Likewise in my own modest way, Bugsy changed my life, too, in a way that’s equally wonderful for me, as my life is now filled with love where before it was not. So I am hardly one to point fingers at anybody who stumbles into animal-parenthood without fully appreciating the big picture.
But I do mourn the piggies who aren’t lucky enough to have Paris and Derek and Steve as parents. Apparently human contact, only, is not really best for pigs and the vet’s article to which I link above recommends that if you are going to do this, you keep two pigs, not just one (although you do have to wonder whether that’s always true, when you see how happy Esther looks).

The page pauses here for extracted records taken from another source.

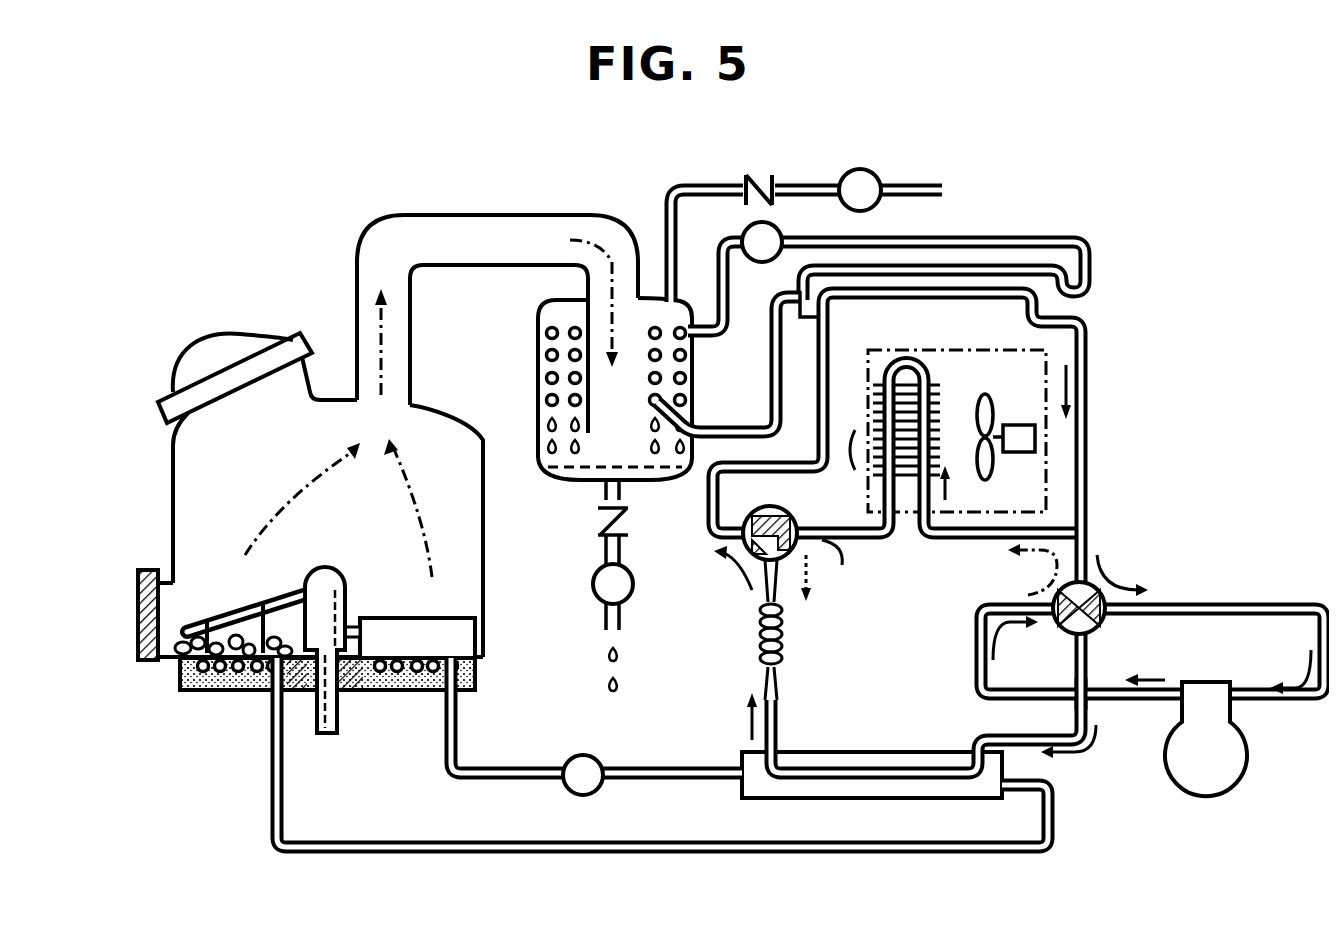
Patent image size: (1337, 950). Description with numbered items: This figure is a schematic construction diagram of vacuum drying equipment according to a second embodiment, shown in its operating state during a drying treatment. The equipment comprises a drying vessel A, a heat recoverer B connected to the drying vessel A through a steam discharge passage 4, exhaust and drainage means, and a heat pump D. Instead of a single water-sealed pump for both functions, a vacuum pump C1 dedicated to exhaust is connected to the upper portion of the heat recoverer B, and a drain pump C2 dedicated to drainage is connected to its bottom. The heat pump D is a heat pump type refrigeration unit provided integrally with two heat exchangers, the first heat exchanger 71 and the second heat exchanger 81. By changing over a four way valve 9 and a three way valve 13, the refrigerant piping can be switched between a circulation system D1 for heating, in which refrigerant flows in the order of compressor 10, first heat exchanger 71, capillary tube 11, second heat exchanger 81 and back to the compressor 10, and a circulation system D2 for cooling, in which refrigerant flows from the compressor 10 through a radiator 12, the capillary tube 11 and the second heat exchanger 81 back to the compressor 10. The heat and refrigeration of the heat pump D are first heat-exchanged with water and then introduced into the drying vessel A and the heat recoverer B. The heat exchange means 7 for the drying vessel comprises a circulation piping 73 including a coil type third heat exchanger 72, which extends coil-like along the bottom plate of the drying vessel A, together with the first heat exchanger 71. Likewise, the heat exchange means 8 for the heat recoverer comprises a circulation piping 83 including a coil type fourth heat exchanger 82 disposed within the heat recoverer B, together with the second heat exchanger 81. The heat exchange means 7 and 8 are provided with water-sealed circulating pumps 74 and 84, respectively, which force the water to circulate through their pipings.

The drying vessel A is at (168, 503).
The steam discharge passage 4 is at (497, 214).
The heat recoverer B is at (526, 375).
The vacuum pump C1 is at (880, 182).
The drain pump C2 is at (596, 590).
The heat exchange means for the heat recoverer 8 is at (978, 236).
The second heat exchanger 81 is at (811, 313).
The fourth heat exchanger 82 is at (686, 378).
The circulation piping 83 is at (1068, 238).
The circulating pump 84 is at (742, 236).
The heat pump D is at (1097, 491).
The circulation system for heating D1 is at (745, 722).
The circulation system for cooling D2 is at (820, 550).
The radiator 12 is at (1046, 437).
The three way valve 13 is at (789, 520).
The capillary tube 11 is at (786, 635).
The four way valve 9 is at (1152, 646).
The compressor 10 is at (1245, 757).
The heat exchange means for the drying vessel 7 is at (655, 868).
The first heat exchanger 71 is at (868, 756).
The third heat exchanger 72 is at (415, 690).
The circulation piping 73 is at (519, 768).
The circulating pump 74 is at (598, 768).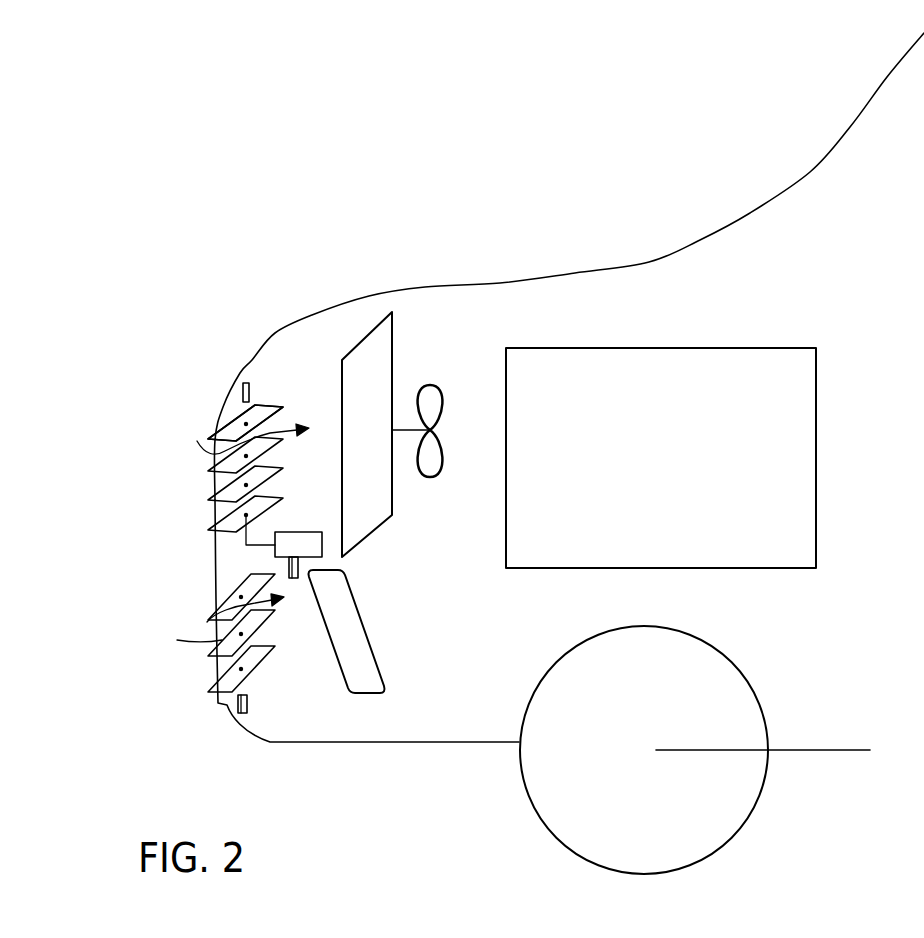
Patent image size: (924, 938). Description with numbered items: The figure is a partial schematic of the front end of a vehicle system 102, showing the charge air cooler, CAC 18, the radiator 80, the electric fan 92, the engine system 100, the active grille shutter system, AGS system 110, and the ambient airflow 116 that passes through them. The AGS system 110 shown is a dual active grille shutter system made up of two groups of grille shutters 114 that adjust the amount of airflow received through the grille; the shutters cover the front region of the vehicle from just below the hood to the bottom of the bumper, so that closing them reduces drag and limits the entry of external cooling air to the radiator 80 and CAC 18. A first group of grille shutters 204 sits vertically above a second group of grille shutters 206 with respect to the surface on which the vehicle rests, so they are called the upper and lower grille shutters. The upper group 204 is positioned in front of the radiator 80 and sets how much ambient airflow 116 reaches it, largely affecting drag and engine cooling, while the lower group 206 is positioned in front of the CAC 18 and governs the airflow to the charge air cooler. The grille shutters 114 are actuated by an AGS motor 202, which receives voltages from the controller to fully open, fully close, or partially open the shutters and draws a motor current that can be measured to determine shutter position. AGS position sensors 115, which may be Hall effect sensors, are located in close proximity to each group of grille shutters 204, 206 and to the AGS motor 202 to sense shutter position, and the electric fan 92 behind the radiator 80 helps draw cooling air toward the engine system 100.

The CAC 18 is at (338, 660).
The radiator 80 is at (369, 533).
The electric fan 92 is at (432, 477).
The engine system 100 is at (506, 349).
The vehicle system 102 is at (811, 172).
The AGS system 110 is at (109, 551).
The grille shutters 114 is at (256, 404).
The AGS position sensor 115 is at (247, 383).
The ambient airflow 116 is at (228, 537).
The AGS motor 202 is at (284, 537).
The first group of grille shutters 204 is at (177, 479).
The second group of grille shutters 206 is at (175, 666).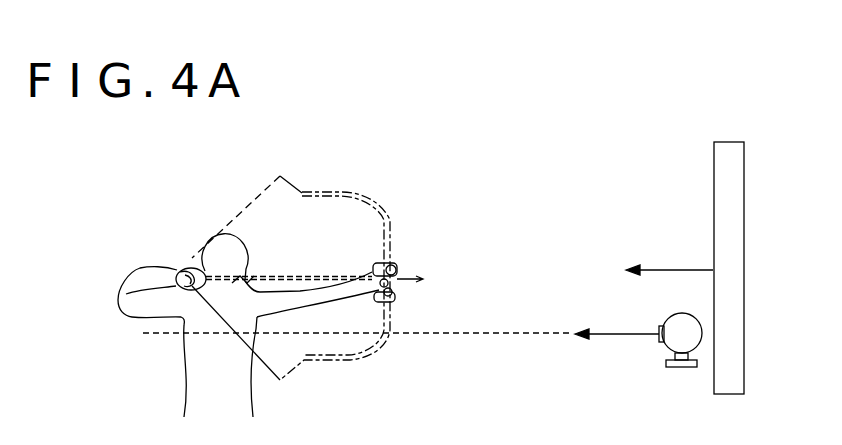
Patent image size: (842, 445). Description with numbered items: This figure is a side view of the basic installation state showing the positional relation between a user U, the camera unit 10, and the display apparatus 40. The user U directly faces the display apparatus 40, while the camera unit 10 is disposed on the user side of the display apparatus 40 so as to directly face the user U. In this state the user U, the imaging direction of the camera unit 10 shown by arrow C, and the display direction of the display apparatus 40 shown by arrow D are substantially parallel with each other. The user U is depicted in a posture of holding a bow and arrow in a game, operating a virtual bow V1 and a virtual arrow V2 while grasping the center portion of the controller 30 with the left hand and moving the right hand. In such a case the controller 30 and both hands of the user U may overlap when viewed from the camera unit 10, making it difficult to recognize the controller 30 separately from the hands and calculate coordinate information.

The user U is at (205, 239).
The virtual bow V1 is at (356, 193).
The virtual arrow V2 is at (288, 277).
The controller 30 is at (393, 265).
The camera unit 10 is at (678, 367).
The display apparatus 40 is at (727, 142).
The imaging direction C is at (401, 325).
The display direction D is at (669, 260).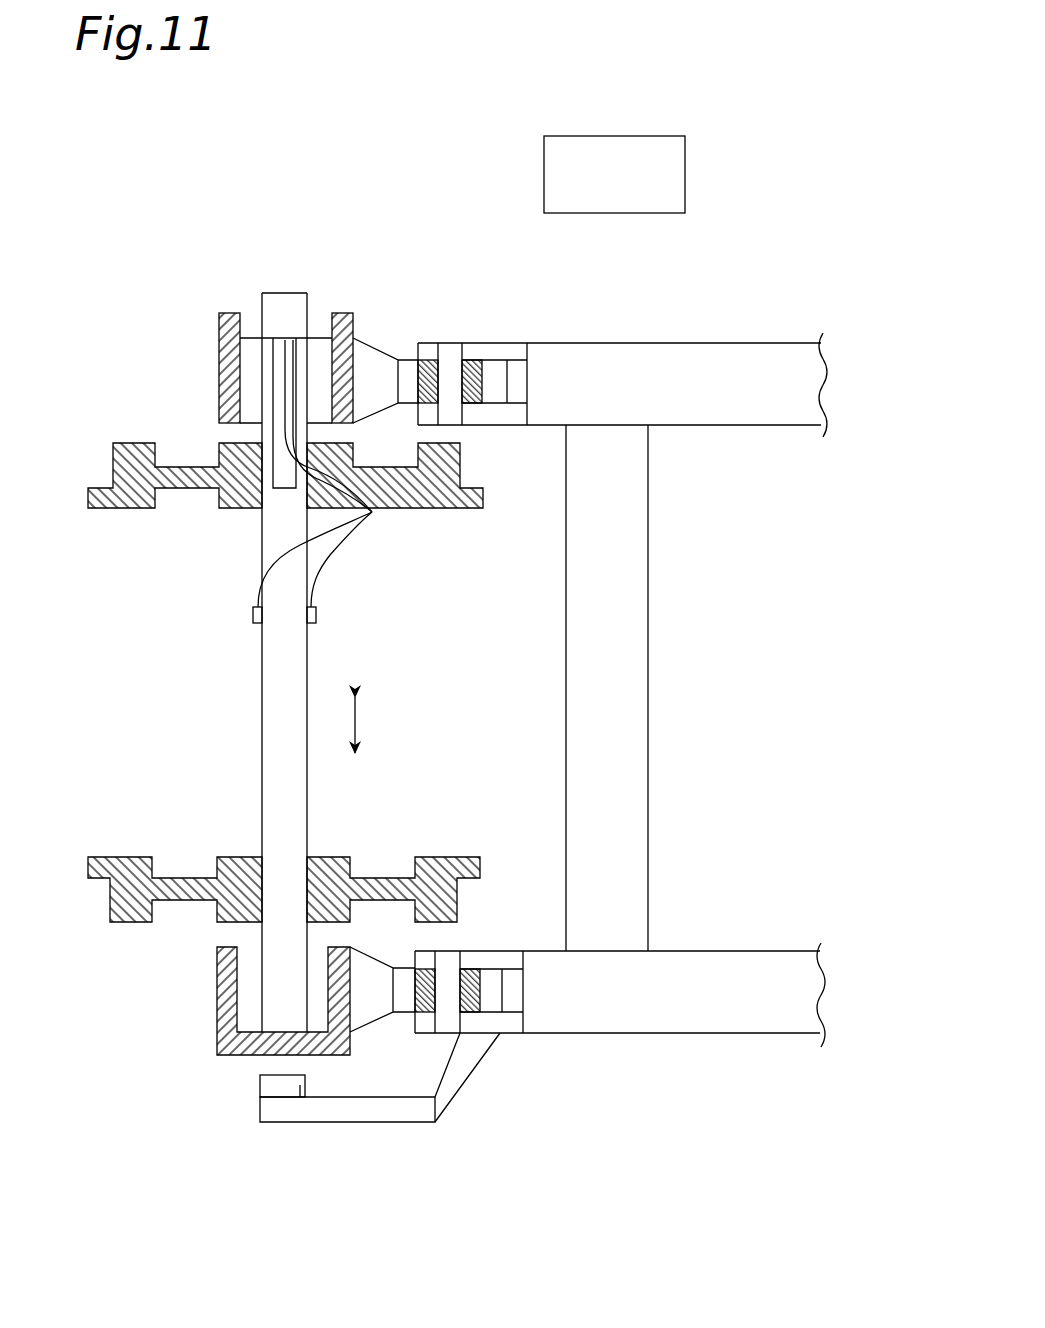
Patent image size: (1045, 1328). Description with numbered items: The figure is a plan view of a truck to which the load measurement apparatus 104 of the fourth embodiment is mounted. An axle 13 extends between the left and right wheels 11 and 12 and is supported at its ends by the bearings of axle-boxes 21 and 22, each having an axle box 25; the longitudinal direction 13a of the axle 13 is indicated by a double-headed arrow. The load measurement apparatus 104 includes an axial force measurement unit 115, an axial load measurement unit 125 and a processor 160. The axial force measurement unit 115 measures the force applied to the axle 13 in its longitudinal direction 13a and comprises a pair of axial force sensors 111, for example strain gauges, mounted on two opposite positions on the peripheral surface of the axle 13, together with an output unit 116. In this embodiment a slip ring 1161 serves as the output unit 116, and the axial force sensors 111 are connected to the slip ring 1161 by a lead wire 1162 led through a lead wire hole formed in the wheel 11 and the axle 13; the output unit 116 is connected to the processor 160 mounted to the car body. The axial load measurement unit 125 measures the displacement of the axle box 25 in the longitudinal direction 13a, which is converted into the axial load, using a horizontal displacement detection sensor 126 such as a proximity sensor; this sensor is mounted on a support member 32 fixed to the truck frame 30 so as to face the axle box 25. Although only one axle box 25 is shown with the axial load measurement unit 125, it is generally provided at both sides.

And the so-called nano-pigs can still grow to 100 pounds. The extra-cute ones are more likely to be tiny babies, separated from their mothers too early. The teeny ones still have their umbilical cords attached and, in fact, there’s one clearly visible on the pink guy in the above video.
Plus, zoning regulations classify pigs as livestock. And, pigs are super-strong. Esther tore the door off Steve and Derek’s oven.
And so – of course, as ever with other species that are so cute when they are young – there’s the rescue issue. You just want to weep, when it comes to what our animal companions have to go through.
I’d have to ask the cats how they’d feel about two 100-pound pigs in the house. I know what Bugs would say.
“No way, javelina.”
Bugs and Barney recently encountered a dragonfly that made no pretense of being little or cute. This one was on steroids.
Barney: Hey Bugs! Didn’t you go through something a lot like this once before?
Bugs: Not interested, Barney. Jurassic Park. Arkansas is Jurassic Park.
Barney: Too right, mate. Still . . . I might like to get a paw on this one.
Well . . . whatever.
Oooo! I would love to get my paws on a dragonfly! I heard that they are crunchy and tasty!
Wow!! A dragonfly that is cool, did you catch it? Those little pigs are so cute but they don’t stay little. Hugs and nose kisses
I think George Clooney had the same problem!! MOL My life’s ambition is to catch a dragonfly!! WOW!! Does it taste like chicken?